Si, empero, una Francia de 45 millones de habitantes se abriera ampliamente sobre la base de la igualdad de derechos para admitir a 25 millones de ciudadanos musulmanes, en gran proporción analfabetos, no daría un paso más audaz que aquel al que América debe el hecho de no ser una pequeña provincia del mundo anglosajón. Cuando los ciudadanos de Nueva Inglaterra decidieron, hace un siglo, autorizar la inmigración proveniente de las regiones más atrasadas de Europa y de las capas sociales más desheredadas y dejarse cubrir por esa ola, hicieron y ganaron una apuesta, cuya postura era tan grave como la que nosotros nos rehusamos a arriesgar.


¿Lo podremos alguna vez? Dos fuerzas regresivas que se agregan, ¿ven invertirse su dirección? ¿Nos salvaremos a nosotros mismos o más bien no consagraremos nuestra perdición si, reforzando nuestro error con su simétrico, nos resignamos a estrechar el patrimonio del Viejo Mundo a esos diez o quince siglos de empobrecimiento espiritual cuyo teatro y agente ha sido su mitad occidental? Aquí, en Táxila, en esos monasterios budistas en los que la influencia griega ha hecho brotar estatuas, me enfrento a esa oportunidad fugitiva que tuvo nuestro Viejo Mundo, de seguir siendo uno; la escisión no se ha cumplido aún. Otro destino es posible, precisamente el que el islam impide levantando su barrera entre un Occidente y un Oriente que, sin él, quizá no hubieran perdido su arraigo al suelo común donde se hunden sus raíces (p. 410).

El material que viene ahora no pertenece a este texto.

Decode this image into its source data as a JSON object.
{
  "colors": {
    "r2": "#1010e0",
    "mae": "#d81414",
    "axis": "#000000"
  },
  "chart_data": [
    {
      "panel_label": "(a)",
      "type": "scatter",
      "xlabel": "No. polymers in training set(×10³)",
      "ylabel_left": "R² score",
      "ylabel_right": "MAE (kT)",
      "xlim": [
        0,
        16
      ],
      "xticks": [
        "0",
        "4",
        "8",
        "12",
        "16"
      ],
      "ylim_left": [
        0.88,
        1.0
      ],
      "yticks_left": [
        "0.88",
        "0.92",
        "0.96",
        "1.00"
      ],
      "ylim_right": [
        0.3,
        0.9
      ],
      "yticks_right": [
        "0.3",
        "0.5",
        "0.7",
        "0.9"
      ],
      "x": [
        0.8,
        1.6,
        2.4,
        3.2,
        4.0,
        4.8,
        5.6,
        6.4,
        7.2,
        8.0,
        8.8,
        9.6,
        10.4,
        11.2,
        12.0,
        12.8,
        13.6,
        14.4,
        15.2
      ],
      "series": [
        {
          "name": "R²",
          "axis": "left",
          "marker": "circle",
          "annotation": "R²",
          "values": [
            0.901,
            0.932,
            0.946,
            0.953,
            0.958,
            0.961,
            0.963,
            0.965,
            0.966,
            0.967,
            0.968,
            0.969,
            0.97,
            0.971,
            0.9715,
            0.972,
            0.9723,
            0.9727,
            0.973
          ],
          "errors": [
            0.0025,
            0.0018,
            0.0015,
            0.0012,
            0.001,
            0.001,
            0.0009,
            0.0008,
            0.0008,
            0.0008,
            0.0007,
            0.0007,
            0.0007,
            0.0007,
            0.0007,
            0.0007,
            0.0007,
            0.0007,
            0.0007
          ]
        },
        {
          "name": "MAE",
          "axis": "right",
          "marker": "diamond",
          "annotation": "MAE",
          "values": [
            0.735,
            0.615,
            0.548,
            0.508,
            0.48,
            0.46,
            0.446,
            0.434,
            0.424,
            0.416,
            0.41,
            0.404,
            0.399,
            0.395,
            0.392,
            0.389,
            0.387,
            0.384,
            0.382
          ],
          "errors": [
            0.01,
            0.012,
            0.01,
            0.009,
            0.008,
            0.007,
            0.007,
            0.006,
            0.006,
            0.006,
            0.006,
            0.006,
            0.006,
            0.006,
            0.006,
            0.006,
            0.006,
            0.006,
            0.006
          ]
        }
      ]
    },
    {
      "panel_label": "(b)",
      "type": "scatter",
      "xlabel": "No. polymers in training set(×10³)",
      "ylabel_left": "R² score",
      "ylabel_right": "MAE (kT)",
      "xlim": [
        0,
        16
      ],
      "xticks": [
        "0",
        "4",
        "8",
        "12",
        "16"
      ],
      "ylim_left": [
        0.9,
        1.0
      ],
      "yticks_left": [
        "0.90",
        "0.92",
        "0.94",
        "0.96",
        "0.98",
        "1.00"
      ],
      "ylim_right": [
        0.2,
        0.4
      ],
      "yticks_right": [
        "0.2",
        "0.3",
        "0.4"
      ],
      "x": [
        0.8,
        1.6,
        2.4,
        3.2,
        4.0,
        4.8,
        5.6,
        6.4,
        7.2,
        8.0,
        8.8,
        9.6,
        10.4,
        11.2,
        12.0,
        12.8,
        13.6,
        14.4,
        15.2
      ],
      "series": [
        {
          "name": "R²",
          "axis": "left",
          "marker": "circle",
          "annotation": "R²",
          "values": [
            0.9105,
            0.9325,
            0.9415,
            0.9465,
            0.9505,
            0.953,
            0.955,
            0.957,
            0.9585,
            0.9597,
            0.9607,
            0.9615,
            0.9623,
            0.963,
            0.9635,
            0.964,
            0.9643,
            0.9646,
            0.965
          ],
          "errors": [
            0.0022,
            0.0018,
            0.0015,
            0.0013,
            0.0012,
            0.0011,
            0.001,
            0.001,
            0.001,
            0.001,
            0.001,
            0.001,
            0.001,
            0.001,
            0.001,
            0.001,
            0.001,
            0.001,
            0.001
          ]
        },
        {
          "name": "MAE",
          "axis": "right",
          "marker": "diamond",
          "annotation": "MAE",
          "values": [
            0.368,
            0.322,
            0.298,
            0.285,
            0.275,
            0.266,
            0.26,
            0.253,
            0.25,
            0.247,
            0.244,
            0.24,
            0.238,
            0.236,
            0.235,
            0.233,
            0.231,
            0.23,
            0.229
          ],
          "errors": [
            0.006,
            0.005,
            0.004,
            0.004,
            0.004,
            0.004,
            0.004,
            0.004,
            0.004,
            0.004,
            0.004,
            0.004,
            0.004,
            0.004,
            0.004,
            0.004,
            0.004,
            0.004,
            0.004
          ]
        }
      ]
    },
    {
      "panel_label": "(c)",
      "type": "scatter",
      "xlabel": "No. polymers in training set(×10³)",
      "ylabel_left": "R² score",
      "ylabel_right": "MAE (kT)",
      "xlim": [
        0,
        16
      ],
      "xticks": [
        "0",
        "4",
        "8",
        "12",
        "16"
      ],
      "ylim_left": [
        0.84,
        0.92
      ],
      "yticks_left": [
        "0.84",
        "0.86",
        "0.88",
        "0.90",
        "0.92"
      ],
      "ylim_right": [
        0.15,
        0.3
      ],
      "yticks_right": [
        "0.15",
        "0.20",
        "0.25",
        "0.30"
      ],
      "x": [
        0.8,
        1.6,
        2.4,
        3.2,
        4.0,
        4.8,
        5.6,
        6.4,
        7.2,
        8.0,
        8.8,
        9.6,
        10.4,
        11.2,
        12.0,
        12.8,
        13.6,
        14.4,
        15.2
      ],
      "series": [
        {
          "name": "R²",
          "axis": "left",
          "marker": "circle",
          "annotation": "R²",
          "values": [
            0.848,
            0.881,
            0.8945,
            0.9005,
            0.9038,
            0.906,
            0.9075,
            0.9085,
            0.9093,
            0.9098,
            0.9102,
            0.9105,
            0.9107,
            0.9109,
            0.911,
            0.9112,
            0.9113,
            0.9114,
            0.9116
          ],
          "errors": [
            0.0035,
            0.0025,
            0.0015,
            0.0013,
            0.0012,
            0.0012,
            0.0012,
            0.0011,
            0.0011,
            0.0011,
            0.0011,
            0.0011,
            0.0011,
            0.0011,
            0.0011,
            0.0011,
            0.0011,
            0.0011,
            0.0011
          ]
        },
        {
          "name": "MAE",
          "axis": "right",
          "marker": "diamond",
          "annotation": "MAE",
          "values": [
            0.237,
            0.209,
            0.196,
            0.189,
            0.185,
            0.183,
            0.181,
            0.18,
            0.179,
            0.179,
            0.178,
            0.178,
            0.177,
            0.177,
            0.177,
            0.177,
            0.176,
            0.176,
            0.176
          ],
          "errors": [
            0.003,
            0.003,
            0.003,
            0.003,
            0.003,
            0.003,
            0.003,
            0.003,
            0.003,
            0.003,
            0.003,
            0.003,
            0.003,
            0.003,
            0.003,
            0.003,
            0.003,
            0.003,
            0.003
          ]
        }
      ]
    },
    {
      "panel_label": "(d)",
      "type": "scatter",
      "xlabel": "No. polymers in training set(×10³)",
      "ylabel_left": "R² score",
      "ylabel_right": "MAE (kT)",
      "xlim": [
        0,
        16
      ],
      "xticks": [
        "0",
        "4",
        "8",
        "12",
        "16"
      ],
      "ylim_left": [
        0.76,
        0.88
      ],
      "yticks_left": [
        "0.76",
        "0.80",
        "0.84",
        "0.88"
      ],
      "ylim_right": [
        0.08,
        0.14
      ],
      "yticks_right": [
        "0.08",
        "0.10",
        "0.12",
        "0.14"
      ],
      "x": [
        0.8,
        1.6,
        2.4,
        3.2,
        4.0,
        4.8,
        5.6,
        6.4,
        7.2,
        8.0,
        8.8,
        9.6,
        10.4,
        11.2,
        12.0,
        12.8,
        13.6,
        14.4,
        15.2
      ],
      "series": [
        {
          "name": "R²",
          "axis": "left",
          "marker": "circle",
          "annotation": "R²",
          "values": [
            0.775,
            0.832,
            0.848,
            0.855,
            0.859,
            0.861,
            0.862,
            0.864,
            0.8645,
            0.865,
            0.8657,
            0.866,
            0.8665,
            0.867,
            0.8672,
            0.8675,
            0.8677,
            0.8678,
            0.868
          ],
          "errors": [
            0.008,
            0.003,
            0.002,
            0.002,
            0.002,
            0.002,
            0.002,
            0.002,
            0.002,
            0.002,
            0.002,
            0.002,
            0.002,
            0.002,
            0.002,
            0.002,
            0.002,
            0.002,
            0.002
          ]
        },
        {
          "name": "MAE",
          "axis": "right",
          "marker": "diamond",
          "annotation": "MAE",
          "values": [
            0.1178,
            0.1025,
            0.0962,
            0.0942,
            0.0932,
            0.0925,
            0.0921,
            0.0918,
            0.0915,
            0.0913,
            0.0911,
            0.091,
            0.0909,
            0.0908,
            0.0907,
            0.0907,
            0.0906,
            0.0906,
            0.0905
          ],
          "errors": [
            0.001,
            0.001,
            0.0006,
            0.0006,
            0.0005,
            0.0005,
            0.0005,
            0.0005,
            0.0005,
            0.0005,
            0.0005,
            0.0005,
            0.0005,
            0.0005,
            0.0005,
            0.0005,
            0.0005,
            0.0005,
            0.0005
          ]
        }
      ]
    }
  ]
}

Los hombres han hecho tres grandes tentativas religiosas para liberarse de la persecución de los muertos, de la malevolencia del más allá y de las angustias de la magia. Separados por el intervalo aproximado de medio milenio, han concebido sucesivamente el budismo, el cristianismo y el islam; y asombra que cada etapa, lejos de marcar un progreso sobre la precedente, muestre más bien un retroceso. No hay más allá para el budismo; allí todo se reduce a una crítica radical, como nunca más la humanidad será capaz de hacerla, al término de la cual el sabio desemboca en un rechazo del sentido de las cosas y de los seres: disciplina que anula el universo y que se anula a sí misma como religión. Cediendo nuevamente al miedo, el cristianismo restablece el otro mundo, sus esperanzas, sus amenazas y su juicio final. Al islam no le queda más remedio que encadenar éste a aquél: el mundo temporal y el mundo espiritual se encuentran reunidos. El orden social se adorna con los prestigios del orden sobrenatural, la política se vuelve teología. Al fin de cuentas, se han reemplazado espíritus y fantasmas, a quienes la superstición no llegaba a dar vida, por maestros demasiado reales, a los cuales se les permite, además, monopolizar un más allá que agrega su peso al peso ya aplastante del aquí (p. 412).


Que Occidente se remonte a las fuentes de su desgarramiento: Interponiéndose entre el budismo y el cristianismo, el islam nos islamizó cuando Occidente se dejó llevar por las cruzadas, oponiéndose a él y entonces imitándolo en vez de entregarse -si el islam no hubiese existido- a una lenta osmosis con el budismo, que nos hubiera cristianizado más y en un sentido tanto más cristiano cuanto que nos habríamos remontado más allá del mismo cristianismo. Entonces fue cuando el Occidente perdió su oportunidad de seguir siendo fecundo (p. 413).

 

Claude Lévi-Strauss, Tristes trópicos. Buenos Aires, Eudeba, 1970.